L'emplacement précis de Béthabara, où Jean-Baptiste a baptisé Jésus et ses disciples, a fait l'objet de recherches approfondies. L'Évangile de Matthieu suggère que le site où Jésus a été baptisé se trouve près de Jéricho, tandis que, dans un autre verset, l'Évangile de Jean laisse entendre qu'un site de baptême utilisé par Jean se trouvait à une journée de marche de Cana en Galilée et à deux ou trois jours de Jérusalem : « Jean baptisait aussi à Aenon, près de Salim... » (Jean 3:23, KJV).
Cela situe le site du baptême (ou un autre) plus au nord, peut-être près de Tel Shalem, situé au sud de l'actuelle Tirat Zvi.
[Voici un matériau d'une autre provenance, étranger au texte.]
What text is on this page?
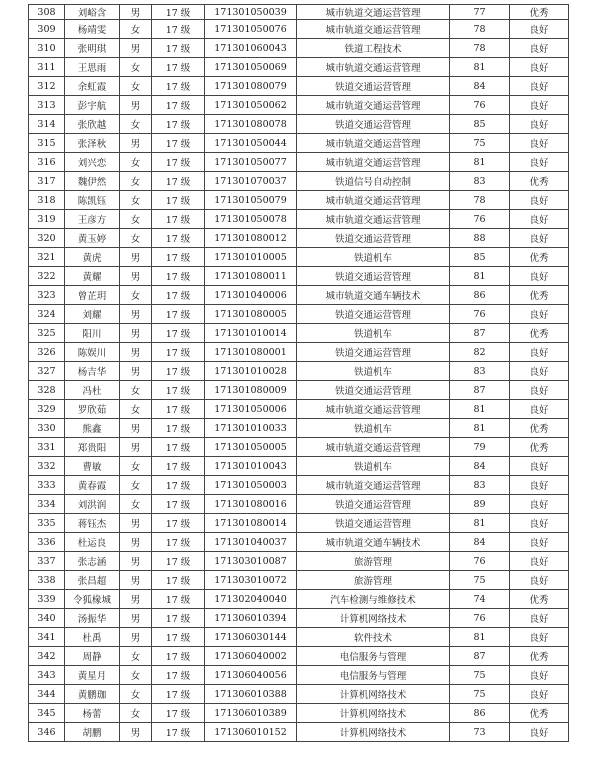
308	刘峪含	男	17 级	171301050039	城市轨道交通运营管理	77	优秀
309	杨靖雯	女	17 级	171301050076	城市轨道交通运营管理	78	良好
310	张明琪	男	17 级	171301060043	铁道工程技术	78	良好
311	王思雨	女	17 级	171301050069	城市轨道交通运营管理	81	良好
312	余虹霞	女	17 级	171301080079	铁道交通运营管理	84	良好
313	彭宇航	男	17 级	171301050062	城市轨道交通运营管理	76	良好
314	张欣越	女	17 级	171301080078	铁道交通运营管理	85	良好
315	张泽秋	男	17 级	171301050044	城市轨道交通运营管理	75	良好
316	刘兴恋	女	17 级	171301050077	城市轨道交通运营管理	81	良好
317	魏伊然	女	17 级	171301070037	铁道信号自动控制	83	优秀
318	陈凯钰	女	17 级	171301050079	城市轨道交通运营管理	78	良好
319	王彦方	女	17 级	171301050078	城市轨道交通运营管理	76	良好
320	黄玉婷	女	17 级	171301080012	铁道交通运营管理	88	良好
321	黄虎	男	17 级	171301010005	铁道机车	85	优秀
322	黄耀	男	17 级	171301080011	铁道交通运营管理	81	良好
323	曾芷玥	女	17 级	171301040006	城市轨道交通车辆技术	86	优秀
324	刘耀	男	17 级	171301080005	铁道交通运营管理	76	良好
325	阳川	男	17 级	171301010014	铁道机车	87	优秀
326	陈娱川	男	17 级	171301080001	铁道交通运营管理	82	良好
327	杨吉华	男	17 级	171301010028	铁道机车	83	良好
328	冯杜	女	17 级	171301080009	铁道交通运营管理	87	良好
329	罗欣茹	女	17 级	171301050006	城市轨道交通运营管理	81	良好
330	熊鑫	男	17 级	171301010033	铁道机车	81	优秀
331	郑贵阳	男	17 级	171301050005	城市轨道交通运营管理	79	优秀
332	曹敏	女	17 级	171301010043	铁道机车	84	良好
333	黄春霞	女	17 级	171301050003	城市轨道交通运营管理	83	良好
334	刘洪润	女	17 级	171301080016	铁道交通运营管理	89	良好
335	蒋钰杰	男	17 级	171301080014	铁道交通运营管理	81	良好
336	杜运良	男	17 级	171301040037	城市轨道交通车辆技术	84	良好
337	张志涵	男	17 级	171303010087	旅游管理	76	良好
338	张昌超	男	17 级	171303010072	旅游管理	75	良好
339	令狐椽城	男	17 级	171302040040	汽车检测与维修技术	74	优秀
340	汤振华	男	17 级	171306010394	计算机网络技术	76	良好
341	杜禹	男	17 级	171306030144	软件技术	81	良好
342	周静	女	17 级	171306040002	电信服务与管理	87	优秀
343	黄星月	女	17 级	171306040056	电信服务与管理	75	良好
344	黄鹏珈	女	17 级	171306010388	计算机网络技术	75	良好
345	杨蕾	女	17 级	171306010389	计算机网络技术	86	优秀
346	胡鹏	男	17 级	171306010152	计算机网络技术	73	良好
Un pèlerin du IVe siècle après J.-C. et un voyageur du VIe siècle ont noté que le site historique du baptême se trouvait à cinq miles au nord de la mer Morte, la colline d'où Elie est monté au ciel se trouvant à l'est.
Ce pèlerin a également décrit les mesures de protection prises pour protéger l'église byzantine des inondations sous le règne de l'empereur Anastase Ier (491-518). Les pèlerins ont mentionné un poteau portant une croix au milieu de la rivière pour marquer le lieu du baptême de Jésus.
Un troisième voyageur, le pèlerin anonyme de Plaisance, a écrit en 570 que le lieu historique du baptême se trouvait en face de l'église de Jean-Baptiste (celle située à Qasr al-Yahud sur la rive occidentale du fleuve).
Aujourd'hui, la plupart des spécialistes se réfèrent au récit du pèlerin de Plaisance pour identifier avec précision le lieu du baptême de Jésus-Christ.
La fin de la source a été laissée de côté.